Let there be two functional squences $$a_n(x)=\sqrt[n]{x} \quad \textrm{ for $x\in(0,\infty)$}$$ $$b_n(x)=\sum_{k=0}^{n}x^k(1-x)^k=\frac{1-x^{n+1}(1-x)^{n+1}}{x^2-x+1} \quad \textrm{ for $x\in (0,1)$}$$
The pointwise converge to the functions $a(x)=1$ and $b(x)=\frac{1}{x^2-x+1}$. How can I prove that $a_n$ and $b_n$ converge uniformly to $a$ and $b$ on any compact subinterval. My idea for $a_n$ would be if we have the subinterval $[p,q]\subset(0,\infty)$, then $\|a_n-a\|=sup\{ \lvert \sqrt[n]x-1\rvert, x\in[p,q]\}=\lvert\sqrt[n]q-1\rvert\rightarrow 0$, for $n\to\infty$. So it should be convergening uniformly on any compact subinterval. But does it also converges uniformly on the complete interval? I think not but I dont know how to prove it... My idea for $b_n$: similar like up there let $[p,q]\subset(0,1)$, $\|b_n-b\|=\sup\{\lvert\frac{x^{n+1}(1-x)^{n+1}}{x^2-x+1}\rvert\, x\in[p,q]\}$. Now, we can calculate that he maximum value of $\frac{x^{n+1}(1-x)^{n+1}}{x^2-x+1}$ is at $x=\frac{1}{2}$, so if $\frac{1}{2}\notin[p,q]$ we just take the one closer to $\frac{1}{2}$, let it be $t$, and now we have that $\|b_n-b\|=\frac{t^{n+1}(1-t)^{n+1}}{t^2-t+1}\to 0$, for $n\to\infty$, so it too converges uniformly in the compact subinterval.
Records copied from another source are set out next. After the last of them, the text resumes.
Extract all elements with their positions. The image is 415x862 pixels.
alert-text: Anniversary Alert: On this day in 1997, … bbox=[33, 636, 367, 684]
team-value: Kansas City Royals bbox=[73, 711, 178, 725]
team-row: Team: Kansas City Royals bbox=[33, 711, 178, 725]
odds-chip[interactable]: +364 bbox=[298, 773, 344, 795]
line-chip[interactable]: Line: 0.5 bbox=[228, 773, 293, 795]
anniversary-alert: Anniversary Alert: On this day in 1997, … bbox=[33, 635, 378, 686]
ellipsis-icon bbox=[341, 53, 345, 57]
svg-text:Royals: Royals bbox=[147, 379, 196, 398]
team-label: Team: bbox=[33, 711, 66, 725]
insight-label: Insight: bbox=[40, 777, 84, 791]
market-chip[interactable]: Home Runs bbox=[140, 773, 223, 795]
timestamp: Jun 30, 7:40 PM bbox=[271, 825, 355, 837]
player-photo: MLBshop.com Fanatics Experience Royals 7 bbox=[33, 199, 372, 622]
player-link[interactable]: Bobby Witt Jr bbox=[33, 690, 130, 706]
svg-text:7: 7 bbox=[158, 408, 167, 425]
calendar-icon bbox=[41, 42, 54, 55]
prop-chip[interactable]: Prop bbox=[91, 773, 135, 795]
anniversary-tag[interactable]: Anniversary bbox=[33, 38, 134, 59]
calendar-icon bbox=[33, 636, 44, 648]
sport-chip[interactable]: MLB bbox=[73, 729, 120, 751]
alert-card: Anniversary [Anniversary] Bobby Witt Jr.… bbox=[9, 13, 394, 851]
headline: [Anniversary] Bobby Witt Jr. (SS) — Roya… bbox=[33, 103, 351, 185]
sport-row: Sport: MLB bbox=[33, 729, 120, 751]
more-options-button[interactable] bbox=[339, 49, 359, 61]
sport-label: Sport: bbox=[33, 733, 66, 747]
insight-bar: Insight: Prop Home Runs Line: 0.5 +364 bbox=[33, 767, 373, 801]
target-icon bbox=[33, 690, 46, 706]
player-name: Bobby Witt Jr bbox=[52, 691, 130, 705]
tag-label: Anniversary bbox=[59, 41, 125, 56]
But here comes also the question: does it also converge uniformly on the whole interval $(0,1)$? And is my proof up til now good?
For the first question:
If $x \in [p,q]$ with $p \geqslant 1$ then $h_n(x) = a_n(x) - 1 = x^{1/n} - 1 \geqslant 0,$ and using Bernoulli's inequality
$$x = (1 +h_n(x))^n \geqslant nh_n(x)\\ \implies |x^{1/n}-1| = x^{1/n} - 1 = h_n(x) \leqslant \frac{x}{n} \leqslant \frac{q}{n} \to 0$$
If $x \in [p,q]$ with $q < 1$ then $h_n(x) = x^{-1/n} - 1 > 0,$ and using Bernoulli's inequality
$$x = \frac{1}{(1 +h_n(x))^n} \leqslant \frac{1}{nh_n(x)}\\ \implies |x^{1/n}-1| = 1- x^{1/n} = \frac{h_n(x)}{1 + h_n(x)} \leqslant h_n(x) \leqslant\frac{1}{nx} \leqslant \frac{1}{pn} \to 0$$
If $p < 1 < q$ then we have uniform convergence on $[p,1]$ and $[1,q]$ -- hence, uniform convergence on $[p,q]$
For the second question, you are done. You found the maximum at $x = 1/2$ and
$$\sup_{x \in (0,1)}|b_n(x) - b(x)| = \frac{4}{3\cdot2^{2n+2}} \to 0.$$
Note that $|b_n(0) - b(0)| =|b_n(1) - b(1)| = 0$ so the convergence is uniform on the open interval.